With 2002 nearly over, the consensus across the Irish industry is that it’s not been a bad year.

Business in the past couple of months has been buoyant, with the housing market remaining strong and prices increasing.

The issue of log supply to the sawmills is one that won’t go away. The mills, now moving into full capacity following big capital investment, are hungry for large logs going into construction but are concerned about a shortage from Coillte.

A meeting of both camps in July resulted in Coillte agreeing to provide an additional 100,000m3 this year. It maintains that supply and demand are mainly in balance though it says there has been a shortage of large logs because of the new sawmilling capacity running ahead of supply.

One sawmilling contact said: “There is significant capacity in this country to process whatever Coillte may throw at the mills in the future. But there is a lot of concern about the supply of logs in the short and long term.”

On the merchanting side, a source said the market was not as busy as last year “due to the economic situation”, with growth slowing down to about 5%. But timber prices have increased across the board.

Supply problems

Supply of 44x225mm timber from the Baltics and Scandinavia, commonly used in floor joists, has been interrupted in the past two months and, as a result, the source says, timber has lost some market share to concrete.

The supply blip was created by high temperatures in these regions, with a myriad of forest fires affecting harvesting. This has pushed prices up, with cheaper domestic wood said to be getting a larger slice of business.

House prices are expected to be up 9% this year, with economists predicting a slowdown rather than a crash.

“There seems to be no end for it going up. It’s crazy. It’s a worry, particularly for young people trying to buy houses,” said one contact.

Another merchant said: “October was a fantastic month for the whole trade, it was superb. Traditionally, the last four months, leaving out December, are the months that you make all your money.”

He was also affected by a shortage of 44x255mm imported timber, which pushed up prices. “They [Baltics and Scandinavia] had a 1-in-200 years’ summer and were not able to get into the forests. If we had more lumber in August and September then we would have had no problems shifting it.”

He said concrete was increasing its market share but engineered timber sales were doubling every year.

“This year has been good for the trade. “Over the past couple of years housing has just rocketed. But there is too much space in the office market, it has reached saturation.”

&#8220There is significant capacity in this country to process whatever Coillte may throw at the mills in the future but there is a lot of concern about the supply of logs”

Coillte log auctions

Coillte has held 21 of its 24 scheduled log auctions this year, with 2.125 million m3 standing/harvested offered.
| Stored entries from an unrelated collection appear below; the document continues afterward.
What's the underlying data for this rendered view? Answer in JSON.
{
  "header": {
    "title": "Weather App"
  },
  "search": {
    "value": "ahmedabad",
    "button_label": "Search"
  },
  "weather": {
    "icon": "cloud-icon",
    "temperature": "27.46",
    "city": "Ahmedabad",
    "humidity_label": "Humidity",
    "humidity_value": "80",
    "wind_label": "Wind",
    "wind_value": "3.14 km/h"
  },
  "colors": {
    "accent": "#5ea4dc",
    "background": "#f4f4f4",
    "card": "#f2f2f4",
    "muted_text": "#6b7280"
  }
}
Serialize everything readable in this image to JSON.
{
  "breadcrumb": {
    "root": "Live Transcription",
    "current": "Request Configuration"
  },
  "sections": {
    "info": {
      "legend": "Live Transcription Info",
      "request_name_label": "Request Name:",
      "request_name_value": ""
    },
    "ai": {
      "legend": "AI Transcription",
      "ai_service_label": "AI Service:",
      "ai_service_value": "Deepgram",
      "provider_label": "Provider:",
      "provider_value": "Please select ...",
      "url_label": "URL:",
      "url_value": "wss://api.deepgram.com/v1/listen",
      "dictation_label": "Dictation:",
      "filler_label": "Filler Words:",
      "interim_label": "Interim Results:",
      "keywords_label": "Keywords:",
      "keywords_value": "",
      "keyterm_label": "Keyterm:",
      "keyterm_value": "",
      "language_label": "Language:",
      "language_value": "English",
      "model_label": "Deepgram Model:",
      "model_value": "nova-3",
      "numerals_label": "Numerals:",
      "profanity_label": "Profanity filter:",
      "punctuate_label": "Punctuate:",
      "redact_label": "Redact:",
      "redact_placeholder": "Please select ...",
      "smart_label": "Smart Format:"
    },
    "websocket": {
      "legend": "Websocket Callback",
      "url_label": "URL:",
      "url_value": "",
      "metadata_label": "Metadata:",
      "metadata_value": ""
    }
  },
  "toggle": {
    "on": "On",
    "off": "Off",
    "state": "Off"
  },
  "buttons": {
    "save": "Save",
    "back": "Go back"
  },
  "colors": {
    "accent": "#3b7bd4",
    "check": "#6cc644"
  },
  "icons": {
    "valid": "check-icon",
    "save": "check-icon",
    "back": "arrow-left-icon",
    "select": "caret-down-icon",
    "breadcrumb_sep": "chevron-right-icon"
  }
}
A total of 1.852 million m3 has been contracted.

It says sales have been “very strong”, with prices rising following the increases in end markets.

The most recent auction had a poor take up, which Coillte says was mainly down to the big volume offered and increasing prices.

A spokesperson said: “This is the first time for some while that we have had stability in terms of pricing in the market.”

Demand for large log spruce has been high and Coillte is still attempting to get some smaller independent customers to use alternative species and shorter lengths, which traditionally go into lower value products.

It is encouraging mills to take smaller logs, usually used in the pallet sector, which is causing some shortages of pallet material.

But the spokesperson thought pricing had replaced supply as the main issue for mills.

Coillte has also entered the timber frame house building business in a €5m joint venture with Austria’s GriffnerHaus. The Griffner Coillte business has recently produced its first home, imported from Austria, for a well-known architect.

Reduced government spending

Prospects for 2003 are difficult to foresee, though revision of government spending estimates this month, reducing capital expenditure in key areas such as education, housing and transport, is likely to have some effect on the trade.

Finance minister Charlie McCreevy announced on November 14 that 2003 public spending would rise by less than 2%, compared with this years’ spending increase of about 14.5%.

The picture will become clearer on December 4 when the budget is announced. But the drastic cut in spending may mean rumoured tax cuts on the middle classes, which could dampen consumer spending, may not been needed now.

The government has moved from surplus to deficit and faces benchmarking pay awards to public sector workers next year. Inflation is hovering at 4.6% and unemployment is creeping up.

The revisions to Part L building regulations, which require reduced U values for dwellings, will come into force on January 1, and will also apply to replacement of external doors, windows and rooflights from July 1 next year. This is expected to have a beneficial impact on timber frame.